Reuben steps outside, the wind biting into his skin. The camp is alive with movement. Soldiers stoking fires, sharpening weapons, preparing for the next fight. The snow crunches beneath his boots like the soft groan of a dying animal. He listens to the sound. It's makes the men uneasy, but to Reuben, it's as familiar as the hum of his own heartbeat.

There's a young man near the fire. Barely old enough to grow a beard. His eyes dart nervously between Reuben and the others, trying to make himself small. Reuben's gaze lands on him without pause.

"What's your name?" he asks, his voice like stone scraping against metal.

The young man stiffens. A flicker of fear flashes across his face—but he swallows it. Stands straighter. He meets Reuben's eyes for half a second longer than he should.

A spark of defiance.

The prince notices. He likes that.

"I'm... Ilian, Your Highness."

Ilian.

Reuben files it away, not because it matters. It doesn't. Names are soft things. Temporary. Easy to forget after the blood's been washed away.

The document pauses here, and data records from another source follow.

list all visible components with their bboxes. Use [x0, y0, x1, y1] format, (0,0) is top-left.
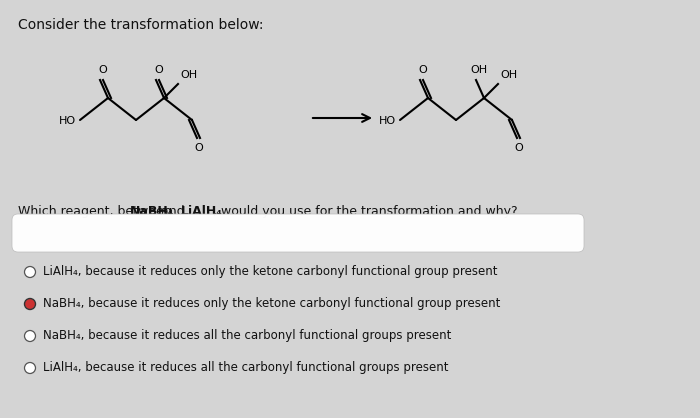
Text: LiAlH₄, because it reduces all the carbonyl functional groups present: LiAlH₄, because it reduces all the carbo…: [43, 362, 449, 375]
Text: O: O: [514, 143, 524, 153]
Text: OH: OH: [470, 65, 488, 75]
Text: O: O: [419, 65, 428, 75]
Text: OH: OH: [180, 70, 197, 80]
Circle shape: [25, 331, 34, 341]
Text: Which reagent, between: Which reagent, between: [18, 205, 176, 218]
Text: LiAlH₄: LiAlH₄: [181, 205, 223, 218]
FancyArrowPatch shape: [313, 114, 370, 122]
Text: HO: HO: [59, 116, 76, 126]
Text: NaBH₄: NaBH₄: [130, 205, 174, 218]
Text: and: and: [157, 205, 188, 218]
Text: O: O: [195, 143, 204, 153]
Text: , would you use for the transformation and why?: , would you use for the transformation a…: [214, 205, 518, 218]
Text: Consider the transformation below:: Consider the transformation below:: [18, 18, 263, 32]
FancyBboxPatch shape: [12, 214, 584, 252]
Text: LiAlH₄, because it reduces only the ketone carbonyl functional group present: LiAlH₄, because it reduces only the keto…: [43, 265, 498, 278]
Text: NaBH₄, because it reduces only the ketone carbonyl functional group present: NaBH₄, because it reduces only the keton…: [43, 298, 500, 311]
Circle shape: [25, 268, 34, 276]
Text: O: O: [99, 65, 107, 75]
Text: OH: OH: [500, 70, 517, 80]
Circle shape: [25, 364, 34, 372]
Text: HO: HO: [379, 116, 396, 126]
Text: O: O: [155, 65, 163, 75]
Circle shape: [25, 300, 34, 308]
Text: NaBH₄, because it reduces all the carbonyl functional groups present: NaBH₄, because it reduces all the carbon…: [43, 329, 452, 342]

But still—he notes it. Just in case this boy lives long enough to make the name mean something.

For now, he's just another warm body by the fire, another pair of hands waiting for orders. Another name waiting for a reason.

"You've fought before?" Reuben asks, his tone flat, measuring.

"Yes, Your Highness. A few skirmishes. Nothing like... this."

Reuben nods, turning his gaze back toward the horizon. The dark clouds gathering like vultures on the edge of the world.

"I want you to be ready, Ilian. When the order comes, you'll move like the rest. Understand?"

Ilian hesitates for a second, then nods quickly, his nervousness giving way to the recognition of an order he has no choice but to follow.

"I understand, Your Highness."

Reuben watches him for a moment longer. There's something about that hesitance, something about the fear in the young soldier's eyes. Reuben sees himself in it, or rather, the man he used to be before the crown hardened him. 

"Good," Reuben finally says, dismissing him with a single motion of his hand. "Then be sure to stay alive. We need men like you."

As Ilian walks off, Reuben's eyes shift back to the distant hills, his mind already calculating the next move. The war doesn't wait. And neither does he.

The cold bites at his bones, again, but it's a pain he's used to. He doesn't feel it anymore. Nothing really touches him, not since the day he made the decision to burn all bridges.

He was born into privilege, raised on the belief that he was destined for greatness. But greatness, he learned, doesn't come from generosity. It doesn't come from mercy or nobility. It comes from doing whatever it takes. Even if it means staining your hands. Even if it means making the world see you as a monster.

He chuckles.

What do they call him now? A tyrant? A butcher? It doesn't matter. They'll call him whatever keeps their stories alive. But those stories will never matter. Only the kingdom.

Reuben grips the hilt of his sword, his fingers cold against the worn leather. Another day of battle awaits. Another day of making sure no one dares to stand in his way.

And tomorrow, he will tear the heart out of anyone who dares to question his rule.

Because he is the crown prince.

And the crown is not just a symbol. It's a weapon.